Fluorine-expedited nitridation of layered perovskite Sr2TiO4 for visible-light-driven photocatalytic overall water splitting

Photocatalytic overall water splitting is a promising approach for a sustainable hydrogen provision using solar energy. For sufficient solar energy utilization, this reaction ought to be operated based on visible-light-active semiconductors, which is very challenging. In this work, an F-expedited nitridation strategy is applied to modify the wide-bandgap semiconductor Sr2TiO4 for visible-light-driven photocatalytic overall water splitting. Compared to the conventional nitridation approach, F-expedited nitridation introduces the desirable integration of a high concentration of N dopant for strong visible light absorption and a low concentration of defects (i.e.

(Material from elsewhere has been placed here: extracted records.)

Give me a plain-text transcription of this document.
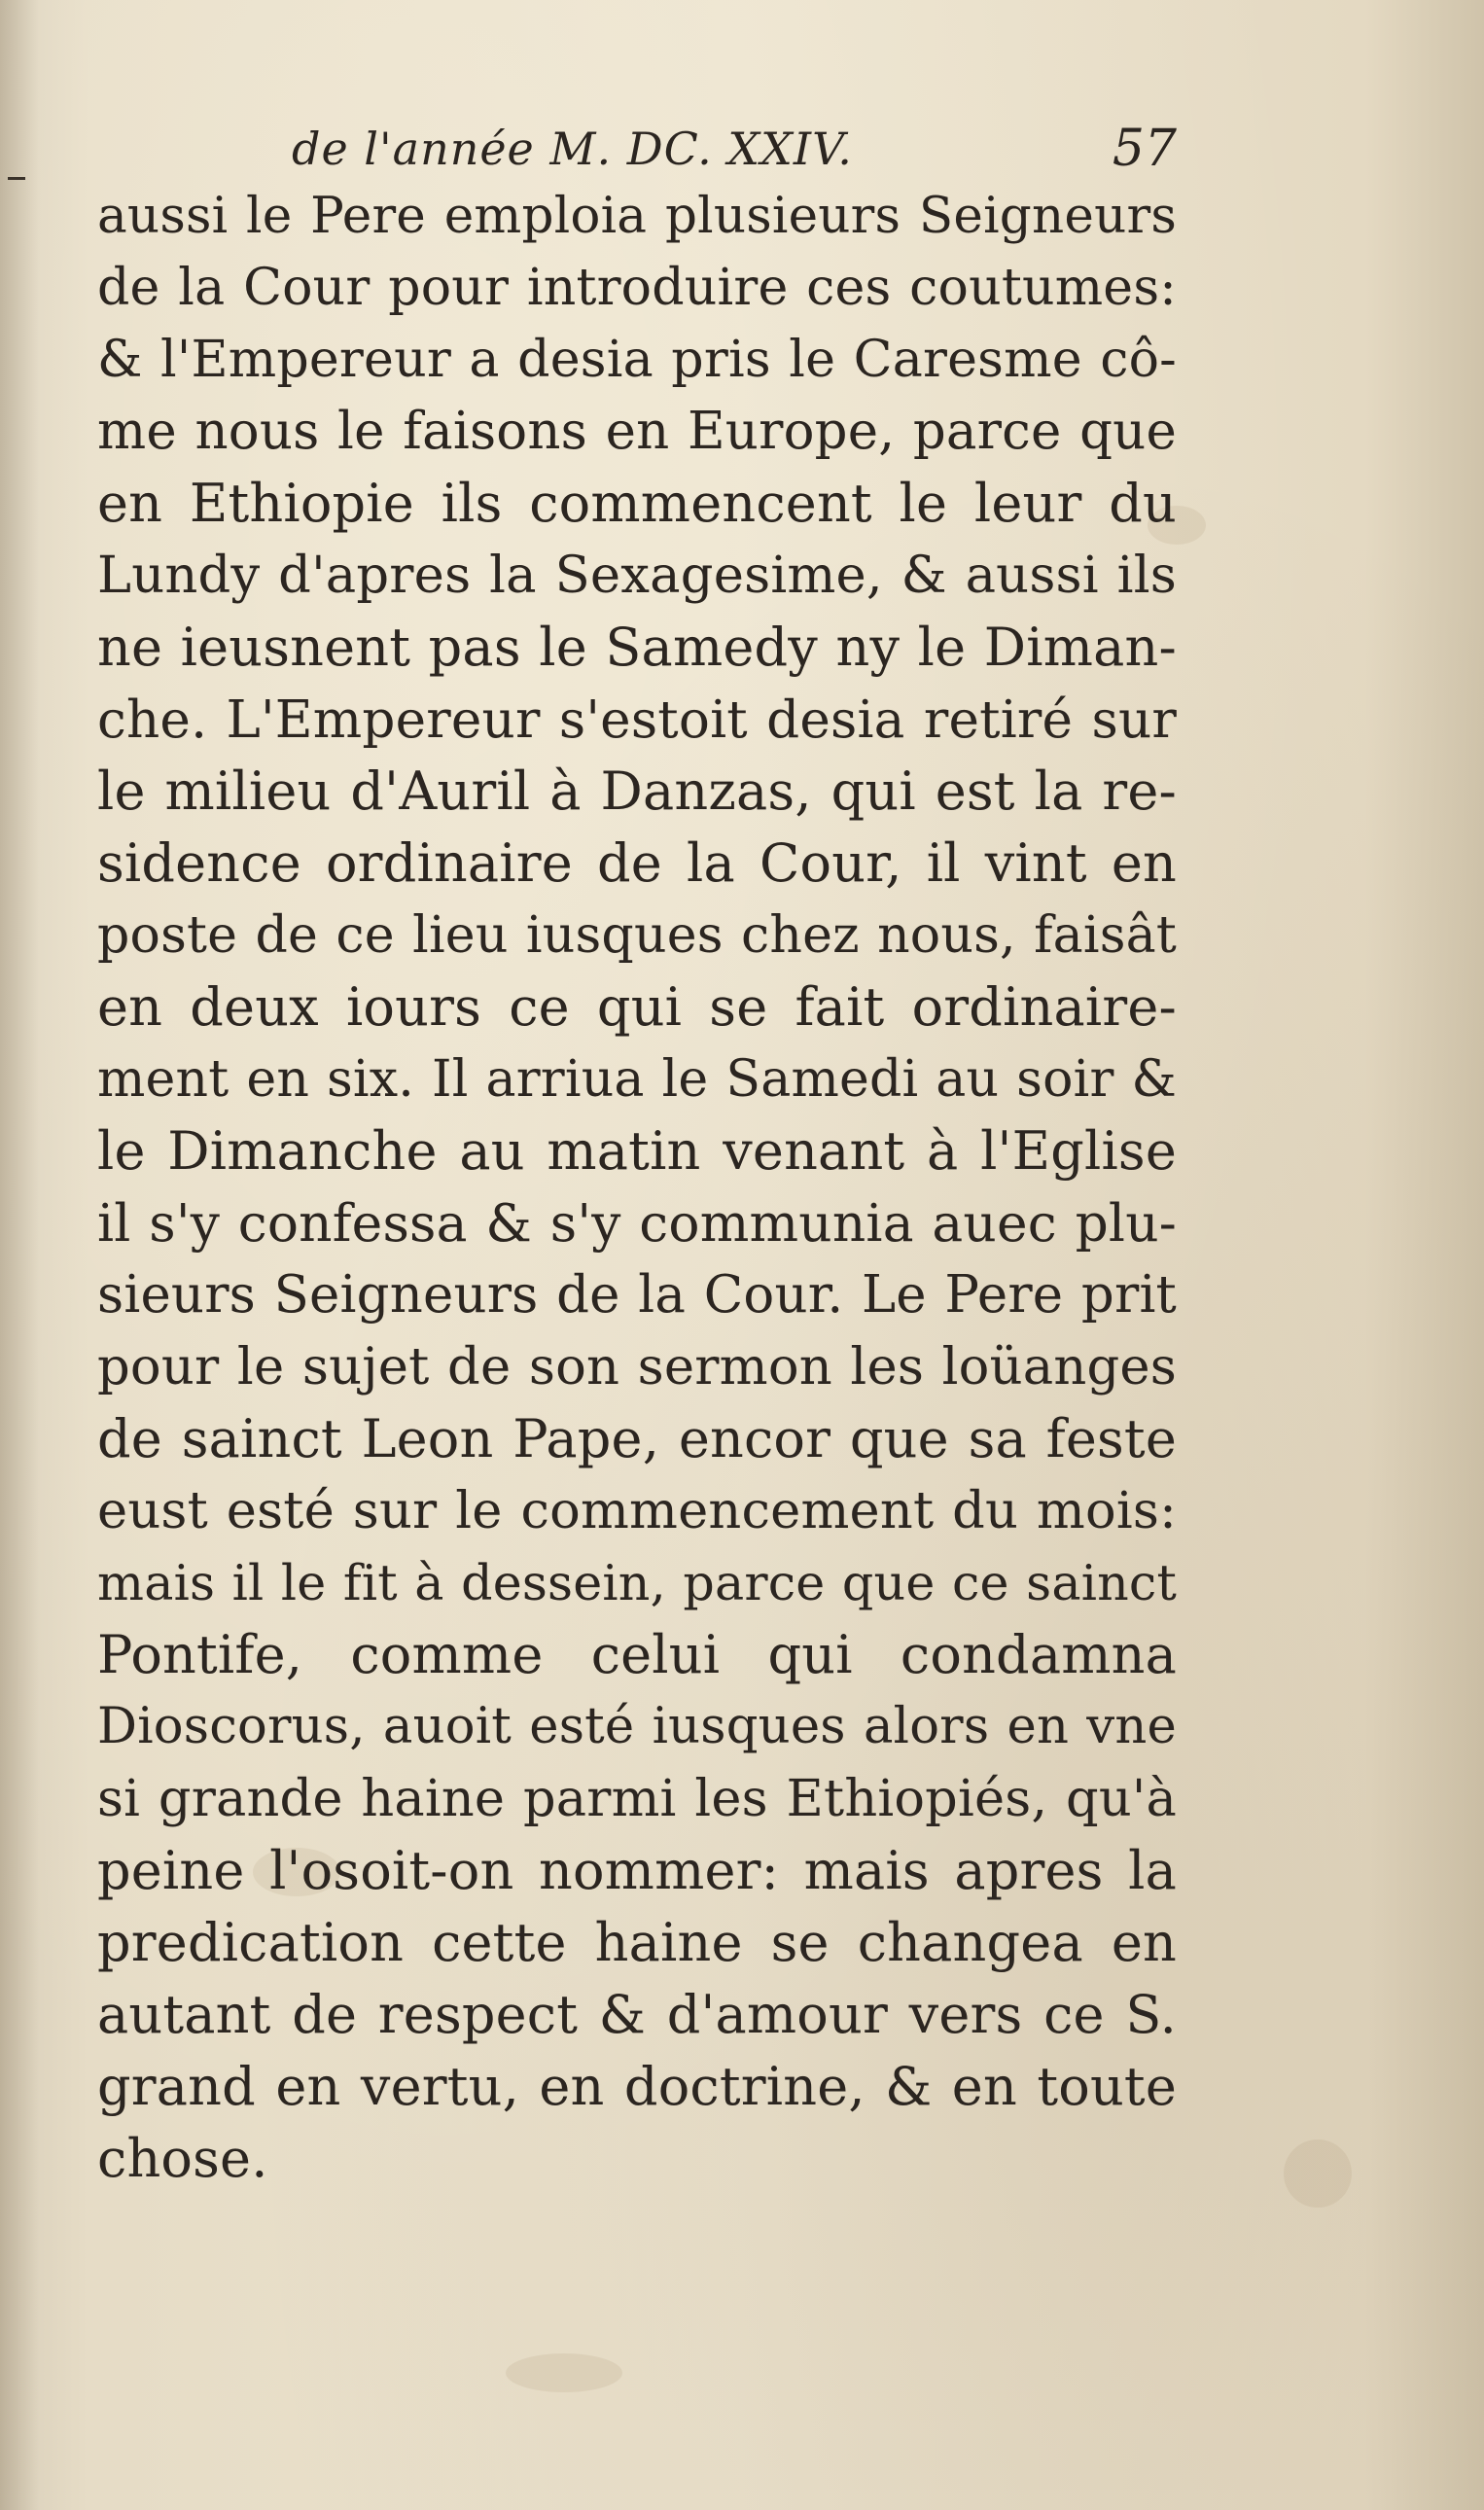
de l'année M. DC. XXIV.	57
aussi le Pere emploia plusieurs Seigneurs
de la Cour pour introduire ces coutumes:
& l'Empereur a desia pris le Caresme cô-
me nous le faisons en Europe, parce que
en Ethiopie ils commencent le leur du
Lundy d'apres la Sexagesime, & aussi ils
ne ieusnent pas le Samedy ny le Diman-
che. L'Empereur s'estoit desia retiré sur
le milieu d'Auril à Danzas, qui est la re-
sidence ordinaire de la Cour, il vint en
poste de ce lieu iusques chez nous, faisât
en deux iours ce qui se fait ordinaire-
ment en six. Il arriua le Samedi au soir &
le Dimanche au matin venant à l'Eglise
il s'y confessa & s'y communia auec plu-
sieurs Seigneurs de la Cour. Le Pere prit
pour le sujet de son sermon les loüanges
de sainct Leon Pape, encor que sa feste
eust esté sur le commencement du mois:
mais il le fit à dessein, parce que ce sainct
Pontife, comme celui qui condamna
Dioscorus, auoit esté iusques alors en vne
si grande haine parmi les Ethiopiés, qu'à
peine l'osoit-on nommer: mais apres la
predication cette haine se changea en
autant de respect & d'amour vers ce S.
grand en vertu, en doctrine, & en toute
chose.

Ti3+ and oxygen vacancies) for effective separation of photocarriers. After being coated with Ti-oxyhydroxide protection layer and deposited with RhCrOy cocatalyst, the product from F-expedited nitridation can stably run photocatalytic overall water splitting with apparent quantum efficiency of 0.39% at 420 ± 20 nm and solar-to-hydrogen efficiency of 0.028%. These findings justify the effectiveness of F-expedited nitridation strategy and serve as a guidance to upgrade the photocatalytic activity of many other wide-bandgap semiconductors. Photocatalytic overall water splitting is a promising approach for sustainable hydrogen production, but it remains challenging under visible light. Here, the authors report an F-expedited nitridation strategy for Sr2TiO4 that enables visible-light-driven photocatalytic overall water splitting.